After hours of cussing at my grinder, I have found a use for it... Cleaning up angles, and making the next hand filing more productive... I can also sharpen half a dozen of my brother in law's trench digging / fence cutting / rock carving chains while off the bar. Other than that, that grinder really is a POS...
I too am gravitating toward the semi chisel for real production work... I can just get more mileage out of it between touch ups...

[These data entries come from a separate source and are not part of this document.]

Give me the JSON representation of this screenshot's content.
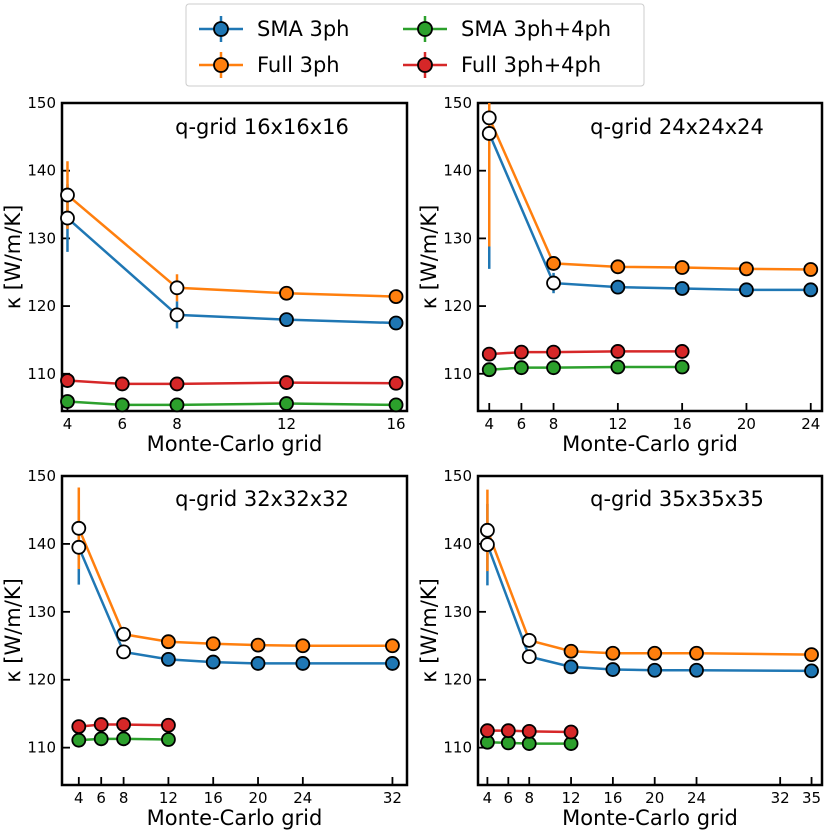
{
  "legend": [
    {
      "name": "SMA 3ph",
      "color": "#1f77b4"
    },
    {
      "name": "Full 3ph",
      "color": "#ff7f0e"
    },
    {
      "name": "SMA 3ph+4ph",
      "color": "#2ca02c"
    },
    {
      "name": "Full 3ph+4ph",
      "color": "#d62728"
    }
  ],
  "chart_data": [
    {
      "type": "line",
      "title": "q-grid 16x16x16",
      "xlabel": "Monte-Carlo grid",
      "ylabel": "κ [W/m/K]",
      "xlim": [
        3.8,
        16.4
      ],
      "ylim": [
        104.5,
        150
      ],
      "xticks": [
        4,
        6,
        8,
        12,
        16
      ],
      "yticks": [
        110,
        120,
        130,
        140,
        150
      ],
      "series": [
        {
          "name": "SMA 3ph",
          "color": "#1f77b4",
          "x": [
            4,
            8,
            12,
            16
          ],
          "y": [
            133.0,
            118.7,
            118.0,
            117.5
          ],
          "err": [
            5.0,
            2.0,
            0,
            0
          ],
          "open": [
            true,
            true,
            false,
            false
          ]
        },
        {
          "name": "Full 3ph",
          "color": "#ff7f0e",
          "x": [
            4,
            8,
            12,
            16
          ],
          "y": [
            136.4,
            122.7,
            121.9,
            121.4
          ],
          "err": [
            5.0,
            2.0,
            0,
            0
          ],
          "open": [
            true,
            true,
            false,
            false
          ]
        },
        {
          "name": "SMA 3ph+4ph",
          "color": "#2ca02c",
          "x": [
            4,
            6,
            8,
            12,
            16
          ],
          "y": [
            105.9,
            105.4,
            105.4,
            105.6,
            105.4
          ],
          "err": [
            0,
            0,
            0,
            0,
            0
          ],
          "open": [
            false,
            false,
            false,
            false,
            false
          ]
        },
        {
          "name": "Full 3ph+4ph",
          "color": "#d62728",
          "x": [
            4,
            6,
            8,
            12,
            16
          ],
          "y": [
            109.0,
            108.5,
            108.5,
            108.7,
            108.6
          ],
          "err": [
            0,
            0,
            0,
            0,
            0
          ],
          "open": [
            false,
            false,
            false,
            false,
            false
          ]
        }
      ]
    },
    {
      "type": "line",
      "title": "q-grid 24x24x24",
      "xlabel": "Monte-Carlo grid",
      "ylabel": "κ [W/m/K]",
      "xlim": [
        3.3,
        24.7
      ],
      "ylim": [
        104.5,
        150
      ],
      "xticks": [
        4,
        6,
        8,
        12,
        16,
        20,
        24
      ],
      "yticks": [
        110,
        120,
        130,
        140,
        150
      ],
      "series": [
        {
          "name": "SMA 3ph",
          "color": "#1f77b4",
          "x": [
            4,
            8,
            12,
            16,
            20,
            24
          ],
          "y": [
            145.5,
            123.4,
            122.8,
            122.6,
            122.4,
            122.4
          ],
          "err": [
            20.0,
            1.5,
            0,
            0,
            0,
            0
          ],
          "open": [
            true,
            true,
            false,
            false,
            false,
            false
          ]
        },
        {
          "name": "Full 3ph",
          "color": "#ff7f0e",
          "x": [
            4,
            8,
            12,
            16,
            20,
            24
          ],
          "y": [
            147.8,
            126.3,
            125.8,
            125.7,
            125.5,
            125.4
          ],
          "err": [
            19.0,
            0,
            0,
            0,
            0,
            0
          ],
          "open": [
            true,
            false,
            false,
            false,
            false,
            false
          ]
        },
        {
          "name": "SMA 3ph+4ph",
          "color": "#2ca02c",
          "x": [
            4,
            6,
            8,
            12,
            16
          ],
          "y": [
            110.6,
            110.9,
            110.9,
            111.0,
            111.0
          ],
          "err": [
            0,
            0,
            0,
            0,
            0
          ],
          "open": [
            false,
            false,
            false,
            false,
            false
          ]
        },
        {
          "name": "Full 3ph+4ph",
          "color": "#d62728",
          "x": [
            4,
            6,
            8,
            12,
            16
          ],
          "y": [
            112.9,
            113.2,
            113.2,
            113.3,
            113.3
          ],
          "err": [
            0,
            0,
            0,
            0,
            0
          ],
          "open": [
            false,
            false,
            false,
            false,
            false
          ]
        }
      ]
    },
    {
      "type": "line",
      "title": "q-grid 32x32x32",
      "xlabel": "Monte-Carlo grid",
      "ylabel": "κ [W/m/K]",
      "xlim": [
        2.5,
        33.3
      ],
      "ylim": [
        104.5,
        150
      ],
      "xticks": [
        4,
        6,
        8,
        12,
        16,
        20,
        24,
        32
      ],
      "yticks": [
        110,
        120,
        130,
        140,
        150
      ],
      "series": [
        {
          "name": "SMA 3ph",
          "color": "#1f77b4",
          "x": [
            4,
            8,
            12,
            16,
            20,
            24,
            32
          ],
          "y": [
            139.5,
            124.1,
            123.0,
            122.6,
            122.4,
            122.4,
            122.4
          ],
          "err": [
            5.5,
            0,
            0,
            0,
            0,
            0,
            0
          ],
          "open": [
            true,
            true,
            false,
            false,
            false,
            false,
            false
          ]
        },
        {
          "name": "Full 3ph",
          "color": "#ff7f0e",
          "x": [
            4,
            8,
            12,
            16,
            20,
            24,
            32
          ],
          "y": [
            142.3,
            126.7,
            125.6,
            125.3,
            125.1,
            125.0,
            125.0
          ],
          "err": [
            6.0,
            0,
            0,
            0,
            0,
            0,
            0
          ],
          "open": [
            true,
            true,
            false,
            false,
            false,
            false,
            false
          ]
        },
        {
          "name": "SMA 3ph+4ph",
          "color": "#2ca02c",
          "x": [
            4,
            6,
            8,
            12
          ],
          "y": [
            111.1,
            111.3,
            111.3,
            111.2
          ],
          "err": [
            0,
            0,
            0,
            0
          ],
          "open": [
            false,
            false,
            false,
            false
          ]
        },
        {
          "name": "Full 3ph+4ph",
          "color": "#d62728",
          "x": [
            4,
            6,
            8,
            12
          ],
          "y": [
            113.1,
            113.4,
            113.4,
            113.3
          ],
          "err": [
            0,
            0,
            0,
            0
          ],
          "open": [
            false,
            false,
            false,
            false
          ]
        }
      ]
    },
    {
      "type": "line",
      "title": "q-grid 35x35x35",
      "xlabel": "Monte-Carlo grid",
      "ylabel": "κ [W/m/K]",
      "xlim": [
        3.1,
        36.0
      ],
      "ylim": [
        104.5,
        150
      ],
      "xticks": [
        4,
        6,
        8,
        12,
        16,
        20,
        24,
        32,
        35
      ],
      "yticks": [
        110,
        120,
        130,
        140,
        150
      ],
      "series": [
        {
          "name": "SMA 3ph",
          "color": "#1f77b4",
          "x": [
            4,
            8,
            12,
            16,
            20,
            24,
            35
          ],
          "y": [
            139.9,
            123.4,
            121.9,
            121.5,
            121.4,
            121.4,
            121.3
          ],
          "err": [
            6.0,
            0,
            0,
            0,
            0,
            0,
            0
          ],
          "open": [
            true,
            true,
            false,
            false,
            false,
            false,
            false
          ]
        },
        {
          "name": "Full 3ph",
          "color": "#ff7f0e",
          "x": [
            4,
            8,
            12,
            16,
            20,
            24,
            35
          ],
          "y": [
            142.0,
            125.8,
            124.2,
            123.9,
            123.9,
            123.9,
            123.7
          ],
          "err": [
            6.0,
            0,
            0,
            0,
            0,
            0,
            0
          ],
          "open": [
            true,
            true,
            false,
            false,
            false,
            false,
            false
          ]
        },
        {
          "name": "SMA 3ph+4ph",
          "color": "#2ca02c",
          "x": [
            4,
            6,
            8,
            12
          ],
          "y": [
            110.8,
            110.7,
            110.6,
            110.6
          ],
          "err": [
            0,
            0,
            0,
            0
          ],
          "open": [
            false,
            false,
            false,
            false
          ]
        },
        {
          "name": "Full 3ph+4ph",
          "color": "#d62728",
          "x": [
            4,
            6,
            8,
            12
          ],
          "y": [
            112.5,
            112.5,
            112.4,
            112.3
          ],
          "err": [
            0,
            0,
            0,
            0
          ],
          "open": [
            false,
            false,
            false,
            false
          ]
        }
      ]
    }
  ]
}
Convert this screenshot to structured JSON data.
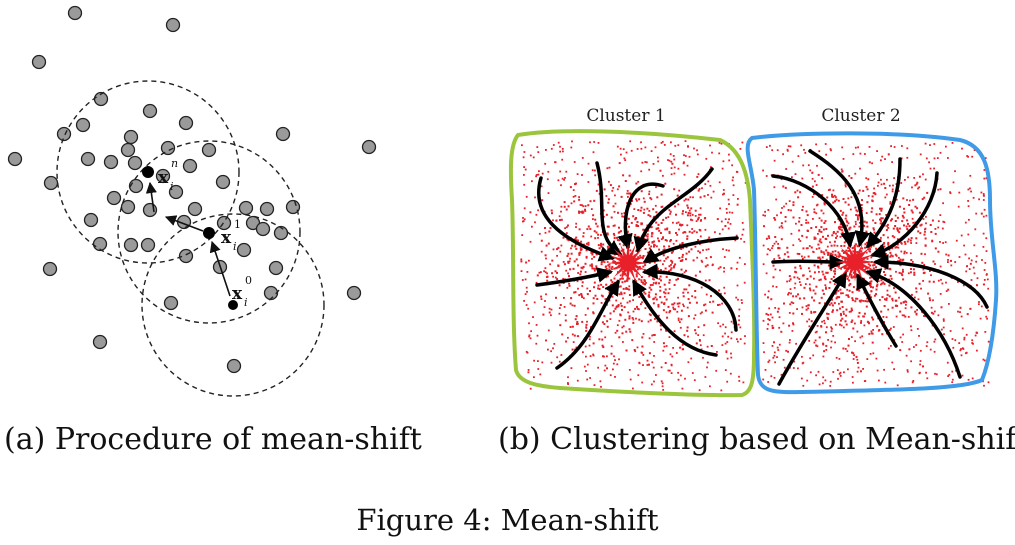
{
  "panel_a": {
    "caption": "(a) Procedure of mean-shift",
    "labels": {
      "x_n": "x",
      "x_n_sub": "i",
      "x_n_sup": "n",
      "x_1": "x",
      "x_1_sub": "i",
      "x_1_sup": "1",
      "x_0": "x",
      "x_0_sub": "i",
      "x_0_sup": "0"
    },
    "colors": {
      "dot_fill": "#9a9a9a",
      "dot_stroke": "#222222",
      "circle": "#222222"
    }
  },
  "panel_b": {
    "caption": "(b) Clustering based on Mean-shift",
    "cluster_1_label": "Cluster 1",
    "cluster_2_label": "Cluster 2",
    "colors": {
      "cluster_1_border": "#9bc53d",
      "cluster_2_border": "#3f9be8",
      "points": "#e8202a",
      "paths": "#000000"
    }
  },
  "figure_caption": "Figure 4: Mean-shift"
}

Like you seen I file square, it takes longer, about as long per side as both sides round. If the side plate is near verticle and the angles are @ 45 top and side the point is well supported and pretty durable. As long as one saw is set up with semi for the flush cuts, hollow sections and other dirty stuff the chisel holds up well ,longs you don't trench it or hit something. No way it'd work in that yellow stuff you cut tho, but I'd stihl trade you my oak and hickory for it
 
Like you seen I file square, it takes longer, about as long per side as both sides round. If the side plate is near verticle and the angles are @ 45 top and side the point is well supported and pretty durable. As long as one saw is set up with semi for the flush cuts, hollow sections and other dirty stuff the chisel holds up well ,longs you don't trench it or hit something. No way it'd work in that yellow stuff you cut tho, but I'd stihl trade you my oak and hickory for it

I loved how smooth that square filed stuff was you had at the GTG... I got a hot 028 wood boss that sure could use one filed up for a 16" .325 to play with J.W..
Trade for some Hedge???
:msp_rolleyes:
 
I'll try and do u up a 67link fore the next gtg. Strickly fer play tho. Think I got a purty good handle on just how narrow u can git away with after fubarin a couple
 
I cut up an oak on Friday... It was green and not frozen... When I get into dry, dead oak you can sure feel how much harder it is to cut....


I have the same experience with Oak. Around here there's lots of it. When cutting green, the water literally sprays out of the wood and cutting is much easier.
Dry Oak has always chewed up my chains.